Shopping Application




- Developed a full-stack shopping website project using the MERN (MongoDB, Express.js, React.js, Node.js) stack.
- Implemented responsive and user-friendly front-end interfaces using React.js, HTML, CSS, and JavaScript.
- Utilized Express.js and Node.js to build a robust and scalable back-end server to handle user requests and manage database operations.
- Integrated MongoDB as the database to store and retrieve product information, user profiles, and order details.
- Implemented user authentication and authorization functionalities using JSON Web Tokens (JWT) for secure login and access control.
- Integrated third-party APIs for features like payment gateways, shipping services, and social media login.
- Utilized Redux for state management, ensuring seamless data flow across different components of the application.
- Implemented cart functionality, allowing users to add, update, and remove items from their shopping cart.
- Conducted thorough testing and debugging, ensuring high-quality and error-free code.
- Collaborated with a team of developers, designers, and project managers to deliver the project within the specified timeline.

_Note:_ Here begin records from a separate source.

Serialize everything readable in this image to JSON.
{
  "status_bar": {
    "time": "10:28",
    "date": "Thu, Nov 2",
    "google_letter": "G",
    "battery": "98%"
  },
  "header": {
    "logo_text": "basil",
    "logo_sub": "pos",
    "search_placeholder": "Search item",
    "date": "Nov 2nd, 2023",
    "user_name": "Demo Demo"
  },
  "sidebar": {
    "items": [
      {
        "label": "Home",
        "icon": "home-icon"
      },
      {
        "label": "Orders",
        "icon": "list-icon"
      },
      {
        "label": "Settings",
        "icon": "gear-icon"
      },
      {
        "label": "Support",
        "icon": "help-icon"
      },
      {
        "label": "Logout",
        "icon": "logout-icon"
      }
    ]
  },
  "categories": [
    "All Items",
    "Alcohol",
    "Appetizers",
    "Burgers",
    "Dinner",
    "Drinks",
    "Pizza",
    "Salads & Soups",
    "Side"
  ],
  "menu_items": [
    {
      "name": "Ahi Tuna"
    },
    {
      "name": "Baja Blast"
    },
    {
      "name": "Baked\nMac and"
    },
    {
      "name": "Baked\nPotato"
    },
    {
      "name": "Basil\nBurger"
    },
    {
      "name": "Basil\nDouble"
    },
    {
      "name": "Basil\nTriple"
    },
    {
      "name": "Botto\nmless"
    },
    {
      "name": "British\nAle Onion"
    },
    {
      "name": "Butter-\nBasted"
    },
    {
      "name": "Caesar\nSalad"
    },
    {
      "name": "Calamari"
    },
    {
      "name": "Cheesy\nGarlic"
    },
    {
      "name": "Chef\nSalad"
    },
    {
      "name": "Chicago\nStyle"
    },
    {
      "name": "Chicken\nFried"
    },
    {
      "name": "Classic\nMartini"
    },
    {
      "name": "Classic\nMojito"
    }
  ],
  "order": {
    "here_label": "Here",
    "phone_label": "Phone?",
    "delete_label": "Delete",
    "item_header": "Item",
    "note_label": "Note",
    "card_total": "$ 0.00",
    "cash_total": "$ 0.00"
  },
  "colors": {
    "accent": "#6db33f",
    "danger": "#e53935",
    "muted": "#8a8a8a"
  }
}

Potato Disease Classification




- Developed a Potato disease classification project utilizing Python and Convolutional Neural Networks (CNN) for accurate disease identification in potato crops.
- Preprocessed and augmented a large dataset of potato disease images to enhance model training and performance.

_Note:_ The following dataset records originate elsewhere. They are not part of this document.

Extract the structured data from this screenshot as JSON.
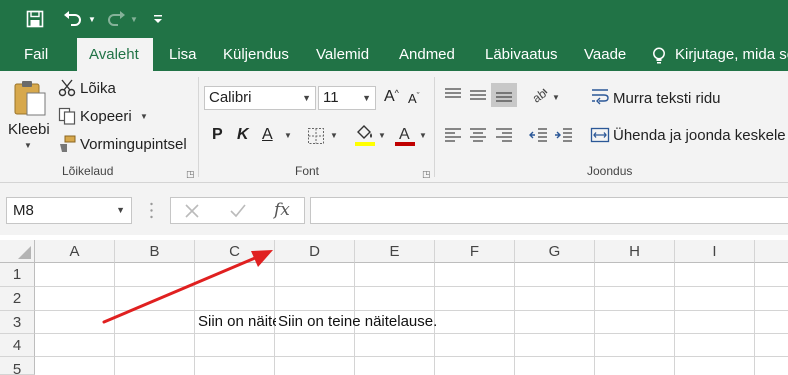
{
  "qat": {
    "save_icon": "save-icon",
    "undo_icon": "undo-icon",
    "redo_icon": "redo-icon",
    "customize_icon": "customize-qat-icon"
  },
  "tabs": [
    {
      "label": "Fail"
    },
    {
      "label": "Avaleht"
    },
    {
      "label": "Lisa"
    },
    {
      "label": "Küljendus"
    },
    {
      "label": "Valemid"
    },
    {
      "label": "Andmed"
    },
    {
      "label": "Läbivaatus"
    },
    {
      "label": "Vaade"
    }
  ],
  "tell_me": "Kirjutage, mida se",
  "clipboard": {
    "paste": "Kleebi",
    "cut": "Lõika",
    "copy": "Kopeeri",
    "format_painter": "Vormingupintsel",
    "label": "Lõikelaud"
  },
  "font": {
    "name": "Calibri",
    "size": "11",
    "bold": "P",
    "italic": "K",
    "underline": "A",
    "label": "Font",
    "highlight_color": "#ffff00",
    "font_color": "#c00000"
  },
  "alignment": {
    "wrap_text": "Murra teksti ridu",
    "merge_center": "Ühenda ja joonda keskele",
    "label": "Joondus"
  },
  "formula_bar": {
    "name_box": "M8",
    "fx": "fx",
    "value": ""
  },
  "grid": {
    "columns": [
      "A",
      "B",
      "C",
      "D",
      "E",
      "F",
      "G",
      "H",
      "I"
    ],
    "rows": [
      "1",
      "2",
      "3",
      "4",
      "5"
    ],
    "cell_C3": "Siin on näitelause.",
    "cell_D3": "Siin on teine näitelause."
  },
  "annotation": {
    "color": "#e02020"
  },
  "colors": {
    "brand": "#217346"
  }
}
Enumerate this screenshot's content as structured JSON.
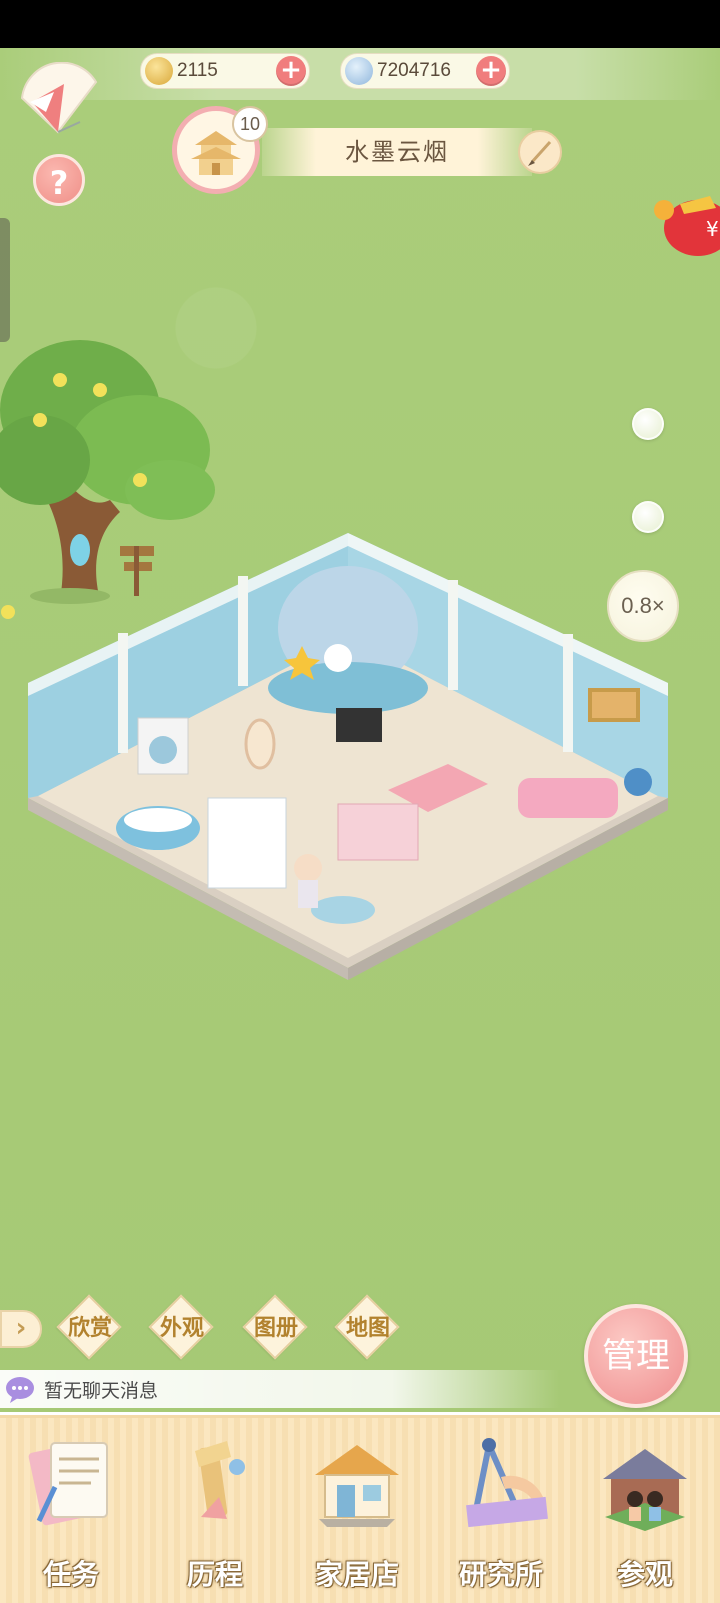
{
  "currencies": {
    "coins": {
      "value": "2115",
      "icon": "gold-coin-icon",
      "color": "#e8c25a"
    },
    "shells": {
      "value": "7204716",
      "icon": "shell-icon",
      "color": "#a9c9e6"
    }
  },
  "house": {
    "level": "10",
    "name": "水墨云烟"
  },
  "zoom": "0.8×",
  "quick_actions": [
    "欣赏",
    "外观",
    "图册",
    "地图"
  ],
  "manage_label": "管理",
  "chat": {
    "placeholder": "暂无聊天消息"
  },
  "bottom_nav": [
    {
      "label": "任务",
      "icon": "task-scroll-icon"
    },
    {
      "label": "历程",
      "icon": "journey-trophy-icon"
    },
    {
      "label": "家居店",
      "icon": "furniture-shop-icon"
    },
    {
      "label": "研究所",
      "icon": "research-compass-icon"
    },
    {
      "label": "参观",
      "icon": "visit-house-icon"
    }
  ],
  "colors": {
    "grass": "#a9cc78",
    "accent_pink": "#ef8d8e",
    "panel": "#fbe7c0"
  }
}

- Implemented a CNN model architecture using popular deep learning framework TensorFlow.
- Fine-tuned the CNN model on the potato disease dataset to optimize its ability to accurately classify different types of diseases.
- Conducted extensive hyperparameter tuning to improve the model's performance in terms of accuracy and generalization.
- Integrated the trained CNN model into a user-friendly web or mobile application interface for convenient disease classification.
- The user can upload a picture of a potao leaf, rapidly determine whether the crop has been infected and also receive treatment suggestions.
- Implemented appropriate evaluation metrics and conducted rigorous testing to validate the model's performance and robustness.
- Documented the entire development process, including model architecture, data preprocessing techniques, and training methodologies, to facilitate future maintenance and scalability.